Né en 1973 en région parisienne, Eric Senabre est journaliste depuis plus de dix ans. Lorsqu’il n’écrit pas, il joue du rock, se passionne pour les arts martiaux, dévore les films de série B et aime surtout la littérature fantastique du XIXème siècle. Dans sa bibliothèque, on peut trouver de grands romans d’aventure écrits par Roberts Louis Stevenson ou Sir Atrhur Conan Doyle, mais en cherchant bien, on trouvera aussi des Comics des X-Men et des Mickey Parade. Car ce qu’il apprécie par-dessus tout, ce sont les histoires pleines d’imagination, les mystères à résoudre, et ce que l’on peut découvrir derrière la surface des choses connues.
Je vous préviens, mon avis va être un peu long et contient quelques spoilers (qui, hors contexte, n’auront aucun sens).
Sublutetia est un roman jeunesse fantastique (et je dis ça du haut de mes 21 ans).
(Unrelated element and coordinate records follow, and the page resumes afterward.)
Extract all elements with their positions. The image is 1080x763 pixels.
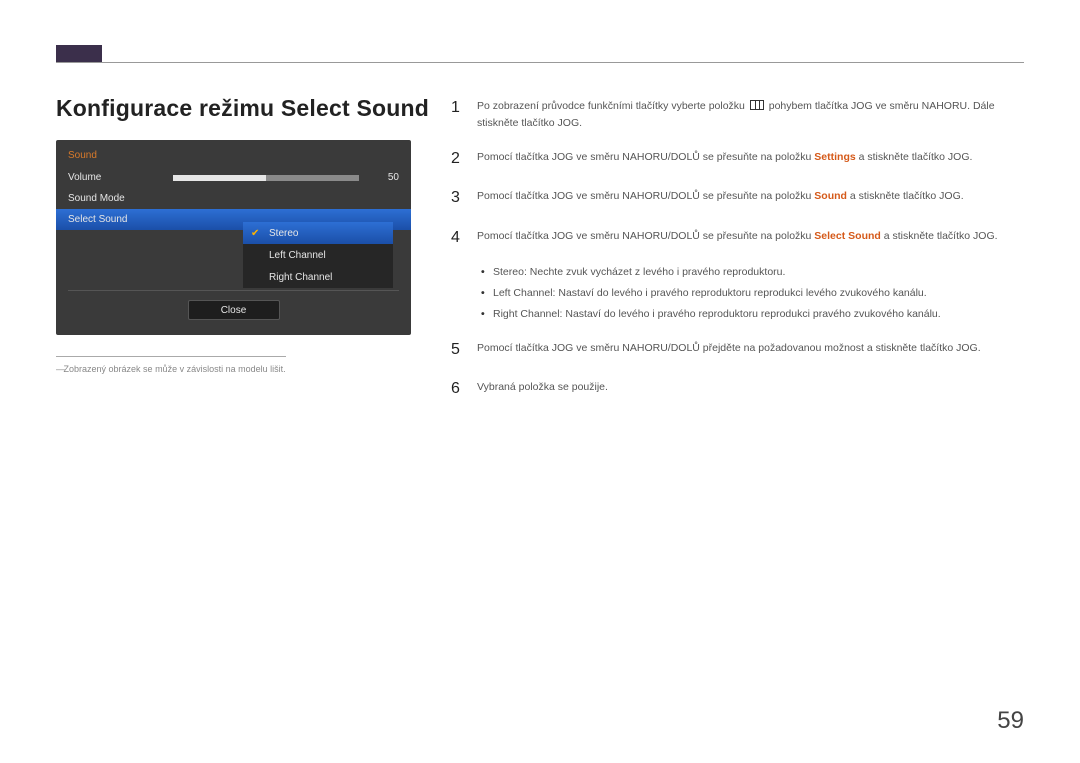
- step-6: 6 Vybraná položka se použije.: [451, 376, 1024, 402]
- step-5: 5 Pomocí tlačítka JOG ve směru NAHORU/DO…: [451, 337, 1024, 363]
- list-item: Right Channel: Nastaví do levého i pravé…: [477, 306, 1024, 323]
- highlight: Right Channel: [493, 308, 560, 320]
- step-4: 4 Pomocí tlačítka JOG ve směru NAHORU/DO…: [451, 225, 1024, 251]
- highlight: Stereo: [493, 266, 524, 278]
- t: : Nastaví do levého i pravého reprodukto…: [553, 287, 927, 299]
- t: Pomocí tlačítka JOG ve směru NAHORU/DOLŮ…: [477, 151, 814, 163]
- accent-block: [56, 45, 102, 63]
- page: Konfigurace režimu Select Sound Sound Vo…: [0, 0, 1080, 763]
- step-num: 6: [451, 376, 477, 402]
- list-item: Left Channel: Nastaví do levého i pravéh…: [477, 285, 1024, 302]
- osd-panel: Sound Volume 50 Sound Mode Select Sound …: [56, 140, 411, 335]
- step-text: Pomocí tlačítka JOG ve směru NAHORU/DOLŮ…: [477, 146, 972, 172]
- step-num: 3: [451, 185, 477, 211]
- osd-title: Sound: [56, 140, 411, 167]
- t: Pomocí tlačítka JOG ve směru NAHORU/DOLŮ…: [477, 230, 814, 242]
- highlight: Settings: [814, 151, 855, 163]
- step-num: 2: [451, 146, 477, 172]
- list-item: Stereo: Nechte zvuk vycházet z levého i …: [477, 264, 1024, 281]
- step-num: 5: [451, 337, 477, 363]
- step-text: Po zobrazení průvodce funkčními tlačítky…: [477, 95, 1024, 132]
- volume-value: 50: [359, 172, 399, 183]
- footnote-rule: [56, 356, 286, 357]
- option-bullets: Stereo: Nechte zvuk vycházet z levého i …: [477, 264, 1024, 322]
- t: a stiskněte tlačítko JOG.: [881, 230, 998, 242]
- osd-row-volume: Volume 50: [56, 167, 411, 188]
- step-text: Pomocí tlačítka JOG ve směru NAHORU/DOLŮ…: [477, 337, 981, 363]
- step-text: Pomocí tlačítka JOG ve směru NAHORU/DOLŮ…: [477, 225, 998, 251]
- header-rule: [56, 62, 1024, 63]
- step-num: 4: [451, 225, 477, 251]
- highlight: Left Channel: [493, 287, 553, 299]
- t: : Nechte zvuk vycházet z levého i pravéh…: [524, 266, 785, 278]
- step-text: Vybraná položka se použije.: [477, 376, 608, 402]
- step-1: 1 Po zobrazení průvodce funkčními tlačít…: [451, 95, 1024, 132]
- select-sound-label: Select Sound: [68, 214, 173, 225]
- step-num: 1: [451, 95, 477, 132]
- osd-submenu: Stereo Left Channel Right Channel: [243, 222, 393, 288]
- osd-separator: [68, 290, 399, 291]
- step-2: 2 Pomocí tlačítka JOG ve směru NAHORU/DO…: [451, 146, 1024, 172]
- page-title: Konfigurace režimu Select Sound: [56, 95, 429, 122]
- step-text: Pomocí tlačítka JOG ve směru NAHORU/DOLŮ…: [477, 185, 964, 211]
- highlight: Sound: [814, 190, 847, 202]
- footnote: Zobrazený obrázek se může v závislosti n…: [56, 364, 286, 374]
- t: : Nastaví do levého i pravého reprodukto…: [560, 308, 941, 320]
- submenu-left: Left Channel: [243, 244, 393, 266]
- menu-icon: [750, 100, 764, 110]
- t: Po zobrazení průvodce funkčními tlačítky…: [477, 100, 748, 112]
- osd-row-sound-mode: Sound Mode: [56, 188, 411, 209]
- t: a stiskněte tlačítko JOG.: [856, 151, 973, 163]
- volume-bar: [173, 175, 359, 181]
- page-number: 59: [997, 707, 1024, 735]
- highlight: Select Sound: [814, 230, 881, 242]
- t: Pomocí tlačítka JOG ve směru NAHORU/DOLŮ…: [477, 190, 814, 202]
- osd-close-button[interactable]: Close: [188, 300, 280, 320]
- t: a stiskněte tlačítko JOG.: [847, 190, 964, 202]
- sound-mode-label: Sound Mode: [68, 193, 173, 204]
- volume-label: Volume: [68, 172, 173, 183]
- submenu-right: Right Channel: [243, 266, 393, 288]
- submenu-stereo: Stereo: [243, 222, 393, 244]
- steps-column: 1 Po zobrazení průvodce funkčními tlačít…: [451, 95, 1024, 416]
- step-3: 3 Pomocí tlačítka JOG ve směru NAHORU/DO…: [451, 185, 1024, 211]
Le roman nous tiens en haleine du début à la fin. Il se passe énormément de choses, entre les souterrains labyrinthiques, les orang-outans (dont l’origine est sommes toutes plausible et historiquement justifiable, bien qu’un petit peu tiré par les cheveux), les batailles, les découvertes, autant de passages qui ne nous permettent pas de lâcher ce roman.
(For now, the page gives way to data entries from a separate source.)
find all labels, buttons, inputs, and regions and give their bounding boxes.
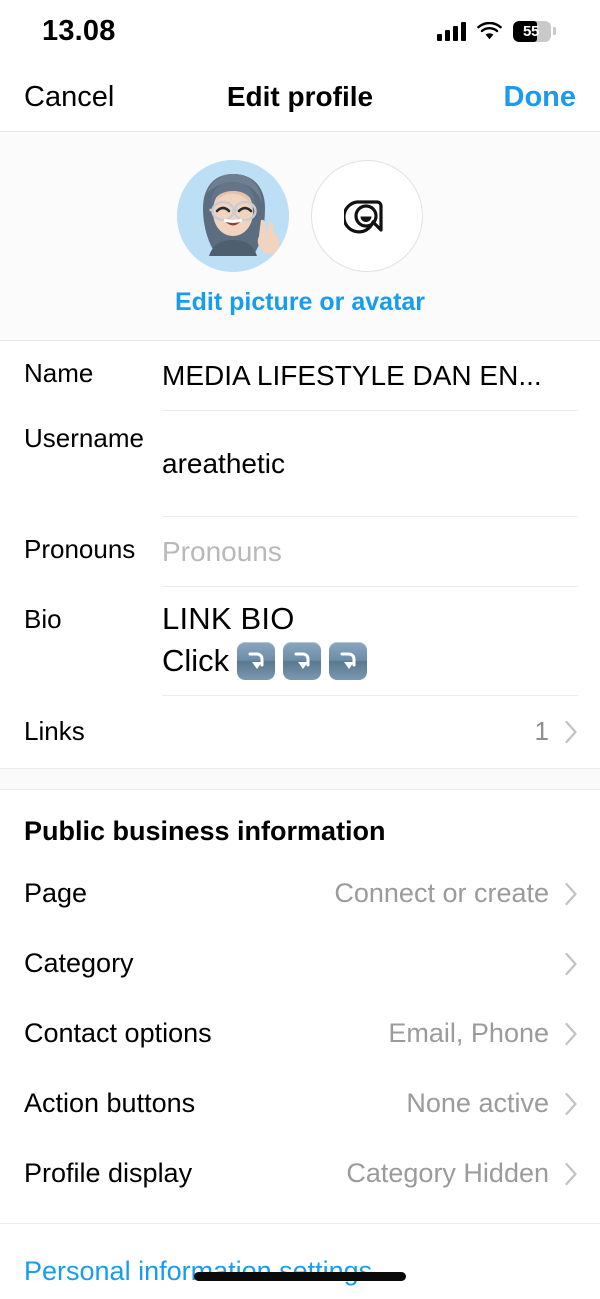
row-value: None active (406, 1088, 549, 1119)
pronouns-input[interactable]: Pronouns (162, 534, 578, 570)
bio-input[interactable]: LINK BIO Click (162, 587, 578, 696)
bio-click-text: Click (162, 643, 230, 679)
instagram-avatar-icon (344, 193, 390, 239)
row-label: Profile display (24, 1158, 193, 1189)
cellular-signal-icon (437, 21, 466, 41)
field-label-pronouns: Pronouns (24, 534, 136, 564)
arrow-curving-down-emoji (283, 642, 322, 681)
edit-profile-screen: 13.08 55 Cancel Edit profile Done Edit p… (0, 0, 600, 1299)
arrow-curving-down-emoji (329, 642, 368, 681)
business-row-action-buttons[interactable]: Action buttons None active (0, 1069, 600, 1139)
field-label-username: Username (24, 423, 144, 453)
row-value: Email, Phone (388, 1018, 549, 1049)
row-label: Category (24, 948, 134, 979)
row-label: Action buttons (24, 1088, 196, 1119)
field-row-name[interactable]: Name MEDIA LIFESTYLE DAN EN... (0, 341, 600, 411)
business-row-contact-options[interactable]: Contact options Email, Phone (0, 999, 600, 1069)
navigation-bar: Cancel Edit profile Done (0, 62, 600, 132)
edit-picture-or-avatar-link[interactable]: Edit picture or avatar (175, 288, 425, 317)
field-row-username[interactable]: Username areathetic (0, 411, 600, 517)
row-label: Contact options (24, 1018, 212, 1049)
links-count: 1 (534, 716, 549, 747)
done-button[interactable]: Done (504, 81, 577, 114)
business-row-profile-display[interactable]: Profile display Category Hidden (0, 1139, 600, 1209)
profile-picture-section: Edit picture or avatar (0, 132, 600, 340)
row-value: Connect or create (334, 878, 549, 909)
wifi-icon (477, 21, 502, 41)
row-value: Category Hidden (346, 1158, 549, 1189)
links-label: Links (24, 716, 85, 747)
username-input[interactable]: areathetic (162, 446, 578, 482)
field-row-pronouns[interactable]: Pronouns Pronouns (0, 517, 600, 587)
bio-line-2: Click (162, 641, 578, 681)
avatar-row (177, 160, 423, 272)
field-label-bio: Bio (24, 604, 62, 634)
arrow-curving-down-emoji (237, 642, 276, 681)
profile-picture[interactable] (177, 160, 289, 272)
status-bar: 13.08 55 (0, 0, 600, 62)
status-bar-indicators: 55 (437, 20, 556, 42)
battery-percent-label: 55 (522, 22, 540, 40)
chevron-right-icon (565, 1162, 578, 1186)
business-section-title: Public business information (24, 815, 386, 846)
bio-line-1: LINK BIO (162, 601, 295, 636)
chevron-right-icon (565, 1092, 578, 1116)
name-input[interactable]: MEDIA LIFESTYLE DAN EN... (162, 358, 578, 394)
status-bar-time: 13.08 (42, 14, 116, 47)
business-row-category[interactable]: Category (0, 929, 600, 999)
battery-icon: 55 (513, 20, 556, 42)
row-label: Page (24, 878, 88, 909)
field-row-bio[interactable]: Bio LINK BIO Click (0, 587, 600, 696)
links-row[interactable]: Links 1 (0, 696, 600, 768)
chevron-right-icon (565, 952, 578, 976)
field-label-name: Name (24, 358, 94, 388)
profile-fields: Name MEDIA LIFESTYLE DAN EN... Username … (0, 341, 600, 1287)
business-row-page[interactable]: Page Connect or create (0, 859, 600, 929)
home-indicator (194, 1272, 406, 1281)
chevron-right-icon (565, 720, 578, 744)
instagram-avatar-button[interactable] (311, 160, 423, 272)
section-separator (0, 767, 600, 790)
chevron-right-icon (565, 1022, 578, 1046)
cancel-button[interactable]: Cancel (24, 81, 114, 114)
chevron-right-icon (565, 882, 578, 906)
Les lieux sont incroyablement bien décrits, les images utopiques. La ville de Sublutetia est une ville-reflet de Paris, où vivent marginaux et exclus du monde de la surface (Paris). C’est à la fois un doublon dystopique, totalitaire et parfois désorganisé, menacé par les orang-outans, et utopique, sans règles, sans factures, sans obligations, où les repas ne sont plus une corvée et où personne n’a réellement besoin de travailler pour vivre.
Ce qui me marque aussi, c’est l’opposition hommes-orang-outans. Bien qu’insignifiant de premier abord, la présence de cette espèce animale en particulier n’a rien d’anodin : c’est le reflet de la société humaine elle-même. Un clan primitif mais qui a su développer une forme de langage (avec la langue des signes) et qui tente malgré tout de comprendre les hommes et d’apprendre d’eux. En face d’eux, des hommes aux technologies avancées qui sont terrorisés face aux singes et qui finissent pas risquer de s’entretuer. Je ne pense vraiment pas que cette opposition soit anodine.
Quant à nos deux protagonistes, ils sont attachants, chacun à leur manière. Nathan, grand connaisseur de métro qui fait face depuis des années à la disparition d’un parent, et Keren, petite et frêle mais courageuse et loyale. Leur duo est très équilibré.
Il y a également la notion de la « menace urbaine ». En effet, la construction d’un seul bâtiment condamne ici une ville toute entière. Mais la réalité est que la construction d’un seul bâtiment détruit tout un écosystème invisible à nos yeux.
Je pourrais analyser ce roman pendant des heures, mais je détaillerais ça mieux plus tard. En tout cas, que ce soit pour vos enfants ou pour vous tout simplement, foncez ! C’est un roman jeunesse extraordinaire.
Un vrai grand roman d'aventures (à partir de 11 ans). Course-poursuite effrénée sous le métro parisien, enlèvements, disparitions mystérieuses et orang-outans, il se passe beaucoup de choses! L'histoire est super originale, l'ambiance à la Jules Verne est rafraîchissante, bref, c'est une réussite!
Un plutôt bon roman jeunesse, mais je suis gênée par l'absence de personnage féminin (un seul personnage secondaire contre une galerie de personnages secondaires masculins) - en dehors de Keren. Quant à Keren, je suis gênée par son rôle tantôt maternant vis-à-vis de Nathan, tantôt de "fille" qui pleure, a envie de s'évanouir, etc. Heureusement, qu'on nous en montre autre chose à la fin !
Sublutetia nous fait découvrir un monde caché sous le métro parisien. C'est un roman plein de péripéties et de surprises, mené plutôt adroitement. Pas un coup de cœur mais une lecture plaisante quand même.